There were about 26 million veterans. About 20% were solely from the WWII era. Their percentage had to be much higher in the 1990's since they are dropping like flys nowdays (my father included). They are all going to be dead shortly. They come from an era when the size of the military was 10 million compared to 1 to 2 million today. And their casualty rate was much higher than in Iraq (where there are only 130,000 in country). Even just a few years ago the military was double its size today. I don't see how Iraq (or today's veterans) can be such a HUGE burden to the system, nor how the total veteran load is getting higher.
has nothing to do whatsoever with how individual disabled vets are treated.
I do not think that veterans benefits are anywhere near great enough to pay back or make up for the tremendous loss and sacrifice these young Americans have so profoundly made in their service (Jacko included). I have stated several times, right here, that it is their sacrifices that truly breathe life and power into the freedoms we all share and all too often take for granted. I would love to see veteran’s benefits increased. But that was not your argument.
You were trying to portray the Bush administration as some evil anti Vet entity, the likes of which had not been seen since Ronald Reagan snuck out of the Whitehouse at night to steal the soupbeans from the plates of the homeless.
Sure the Veteran’s treatment has sucked. It’s always sucked. But I don’t see any evidence that Bush is treating it much differently than his predecessors. There is actually some evidence to the contrary, with the exception of some of the "means" testing that began in 2003. I don't agree with it completely. My analysis was simply a different and macro view of the total load on the system and how the aging of the veteran population has been and will continue to lessen the Veteran’s draw on that system.
-- Modified on 8/28/2006 6:10:20 PM
fuck those whining vets who all they want is that we give and give. It should be an honor to have served such a great country as the U.S.A. What more do they want? And thank God those WWII vets are finally dying off. They have sponged off of my taxes long enough.
I too would like to hear of any experiences that veterans have had with the VA system.
For a period in the early '90's, I worked in the Research Service of the VA system. At that time, the Research Service was dedicated to developing therapies for diseases and injuries that affected both serving personnel and vets. Many vet health issues are separate from the general population, such as post traumatic shock disorder and tropical diseases. Indeed, the VA system took an early lead into AIDS research.

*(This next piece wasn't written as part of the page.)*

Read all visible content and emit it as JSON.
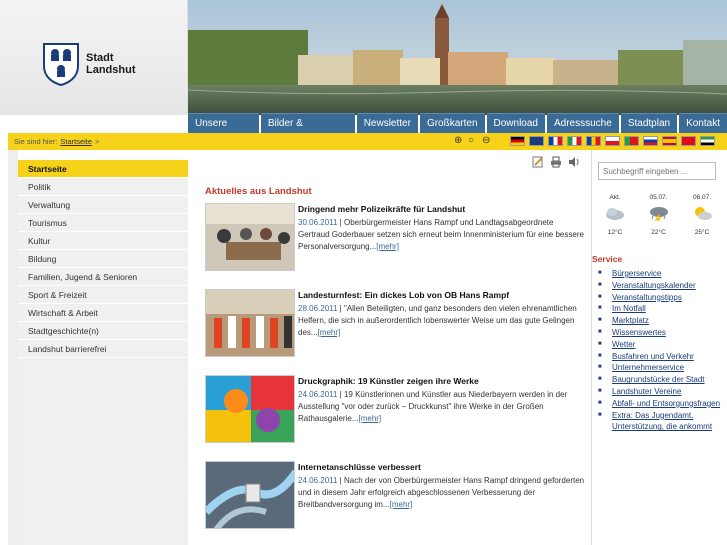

My understanding is that funding for the VA system has gotten progressively worse, beginning with George H.W. Bush and Clinton, and now picking up speed under George W. As confirmed in the article cited by scriptfixer, the George W. administration is in the process of closing down many more VA hospitals (already the Wadsworth VA in Westwood Los Angeles has closed).
Of course, closing hospitals and services is a well-known method for limiting health care expenditures. Even if some federal regulation says that you're entitled, that doesn't mean anything if there are no facilities/staff to provide services.
Consistent with such shabby treatment of the troops and veterans is the recent column by Joseph L. Galloway of the McClatchy News Service.
As indicated by scriptfixer, however, it would be much better to hear from any vets who have used the VA system for health care.